Que ces secteurs soient fondamentaux est évident, si l’on songe qu’ils ont servi de cadre de référence à des quantités d’élaborations scientifiques ou philosophiques. On peut y retrouver des concepts utilisés en caractérologie, en astrologie, en graphologie, en physiognomie. Même la mystique y fait référence. Les 4 cavaliers de l’apocalypse, qui représentent les maux qui affectent l’humanité, correspondent exactement aux 4 valeurs négatives repérées : la maladie, la misère, la mort et la guerre.
Le processus qui me paraît être à l’origine de l’évolution de tous les êtres humains est le suivant.
Initialement, dès notre naissance, nous sommes soumis aux maux que je viens d’énumérer : la maladie, la misère, la mort et la guerre. Cela fait partie de la condition humaine. Personne n’y échappe.
Peu importe, à ce niveau, la nature du milieu ou de l’environnement humain. Qu’il soit bon ou mauvais, favorable ou défavorable, persmissif ou répressif, il ne peut empêcher l’expérience de base de la douleur, sous les différentes formes évoquées. […] Normalement, si mes postulats de bases sont justes, nous devrions tous devenir névrotiques ou psychotiques. Ces phénomènes, bien loin d’être des exceptions, devraient être la règle. Nous devrions tous évoluer rapidement vers l’angoisse la plus profonde, dans tous les secteurs énumérés. Angoisse par rapport à la maladie, la misère, la mort et la guerre.

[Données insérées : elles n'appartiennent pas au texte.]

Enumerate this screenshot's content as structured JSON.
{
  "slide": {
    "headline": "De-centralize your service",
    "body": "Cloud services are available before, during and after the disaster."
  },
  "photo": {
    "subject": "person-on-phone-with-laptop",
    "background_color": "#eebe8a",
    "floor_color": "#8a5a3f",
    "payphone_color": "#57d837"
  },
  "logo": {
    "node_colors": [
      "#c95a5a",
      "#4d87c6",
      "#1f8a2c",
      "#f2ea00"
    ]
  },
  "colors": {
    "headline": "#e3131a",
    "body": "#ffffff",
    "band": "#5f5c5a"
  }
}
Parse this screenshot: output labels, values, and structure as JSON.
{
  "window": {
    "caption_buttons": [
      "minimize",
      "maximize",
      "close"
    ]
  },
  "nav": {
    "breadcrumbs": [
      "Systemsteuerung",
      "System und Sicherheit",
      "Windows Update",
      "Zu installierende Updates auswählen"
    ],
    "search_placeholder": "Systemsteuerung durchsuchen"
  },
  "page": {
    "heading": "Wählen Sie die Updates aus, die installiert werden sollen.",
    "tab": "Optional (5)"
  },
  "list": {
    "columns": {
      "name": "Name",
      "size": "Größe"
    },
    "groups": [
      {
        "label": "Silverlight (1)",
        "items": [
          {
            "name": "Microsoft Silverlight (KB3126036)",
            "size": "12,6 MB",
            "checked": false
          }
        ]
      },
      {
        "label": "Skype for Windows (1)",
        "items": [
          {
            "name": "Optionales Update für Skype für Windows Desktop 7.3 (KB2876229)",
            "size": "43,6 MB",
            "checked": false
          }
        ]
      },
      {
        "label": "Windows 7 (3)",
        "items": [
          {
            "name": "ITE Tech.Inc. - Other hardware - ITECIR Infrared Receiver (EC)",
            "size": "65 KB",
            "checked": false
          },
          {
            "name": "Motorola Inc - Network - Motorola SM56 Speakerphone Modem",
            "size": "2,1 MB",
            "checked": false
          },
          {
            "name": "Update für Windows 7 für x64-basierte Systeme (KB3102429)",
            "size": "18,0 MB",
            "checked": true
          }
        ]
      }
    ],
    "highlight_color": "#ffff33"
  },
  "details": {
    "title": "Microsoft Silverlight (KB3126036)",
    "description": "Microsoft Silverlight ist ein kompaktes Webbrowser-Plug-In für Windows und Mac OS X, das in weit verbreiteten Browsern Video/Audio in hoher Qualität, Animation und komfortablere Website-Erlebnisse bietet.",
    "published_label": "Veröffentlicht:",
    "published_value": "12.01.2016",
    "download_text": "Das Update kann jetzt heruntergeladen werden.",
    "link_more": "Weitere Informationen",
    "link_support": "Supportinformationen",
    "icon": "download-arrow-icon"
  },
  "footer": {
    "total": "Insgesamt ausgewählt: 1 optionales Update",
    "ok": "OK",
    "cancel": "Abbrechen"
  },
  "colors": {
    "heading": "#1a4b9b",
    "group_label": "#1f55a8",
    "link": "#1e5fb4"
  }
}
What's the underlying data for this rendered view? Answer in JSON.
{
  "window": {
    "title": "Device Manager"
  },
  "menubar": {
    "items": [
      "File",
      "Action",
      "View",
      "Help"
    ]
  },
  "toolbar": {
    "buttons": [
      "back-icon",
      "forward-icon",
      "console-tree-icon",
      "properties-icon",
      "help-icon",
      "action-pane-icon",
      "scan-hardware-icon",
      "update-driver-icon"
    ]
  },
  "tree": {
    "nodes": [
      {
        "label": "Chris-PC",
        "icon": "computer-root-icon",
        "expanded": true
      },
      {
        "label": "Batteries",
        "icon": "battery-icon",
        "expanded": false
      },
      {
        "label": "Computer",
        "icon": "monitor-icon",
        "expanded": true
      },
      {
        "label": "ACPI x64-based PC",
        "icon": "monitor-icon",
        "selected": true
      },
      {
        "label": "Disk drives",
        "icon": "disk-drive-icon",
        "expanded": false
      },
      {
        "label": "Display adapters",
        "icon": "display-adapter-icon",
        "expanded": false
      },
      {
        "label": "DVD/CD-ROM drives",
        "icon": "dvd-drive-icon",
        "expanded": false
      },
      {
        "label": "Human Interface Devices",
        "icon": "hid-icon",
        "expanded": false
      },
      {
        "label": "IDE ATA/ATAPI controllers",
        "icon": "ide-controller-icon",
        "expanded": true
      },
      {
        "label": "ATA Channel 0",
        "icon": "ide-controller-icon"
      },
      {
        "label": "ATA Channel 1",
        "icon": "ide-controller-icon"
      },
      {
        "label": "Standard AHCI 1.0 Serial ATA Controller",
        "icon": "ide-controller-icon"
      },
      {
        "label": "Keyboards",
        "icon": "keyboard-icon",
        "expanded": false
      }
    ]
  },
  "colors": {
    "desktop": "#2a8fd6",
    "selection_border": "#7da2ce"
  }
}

Heureusement, il existe une possibilité d’apaisement et de réconciliation, et cette possibilité réside dans les forces euphoriques, de satisfaction et de plaisir, que nous avons à notre disposition. Ces forces, elles, sont au contraire, très différenciées selon les cultures, les civilisations, les pays, les classes sociales. Elles varient d’une famille à l’autre, d’un individu à l’autre. Elles seules peuvent nous sauver du risque de l’angoisse, de la maladie mentale, de la détresse qui nous menacent tous. Elles seules ont une valeur transformatrice.
Remarquons cependant qu’elles ne peuvent intervenir facilement et rapidement. Elles demandent de nombreuses conditions favorables, de nombreux dispositifs. Et pourtant, il faut qu’elles interviennent avant les autres forces ou tout du moins en même temps, si elles veulent empêcher l’expérience de l’angoisse qui est une expérience difficilement réversible, qui a tendance à s’installer au coeur de l’individu et à produire des ravages. Si elles interviennent après, elles ont beaucoup de mal à renverser la vapeur, à annihiler l’angoisse existante et à provoquer un changement. Il faut qu’elles aient alors une force considérable que généralement elles n’ont pas. C’est tout le problème de la thérapie sur lequel je reviendrai.
Heureusement, l’expérience heureuse commence elle aussi à la naissance et se poursuit toute la vie. Elle accompagne les premières activités de l’enfant, quand il remue ses bras et ses jambes, quand il explore l’espace, quand il sourit et répond au sourire. Elle est assez spontanée, « naturelle », si l’on peut dire. Il faut l’empêcher si on veut qu’elle n’ait pas lieu. Nous verrons qu’on l’empêche souvent, par des méthodes très efficaces.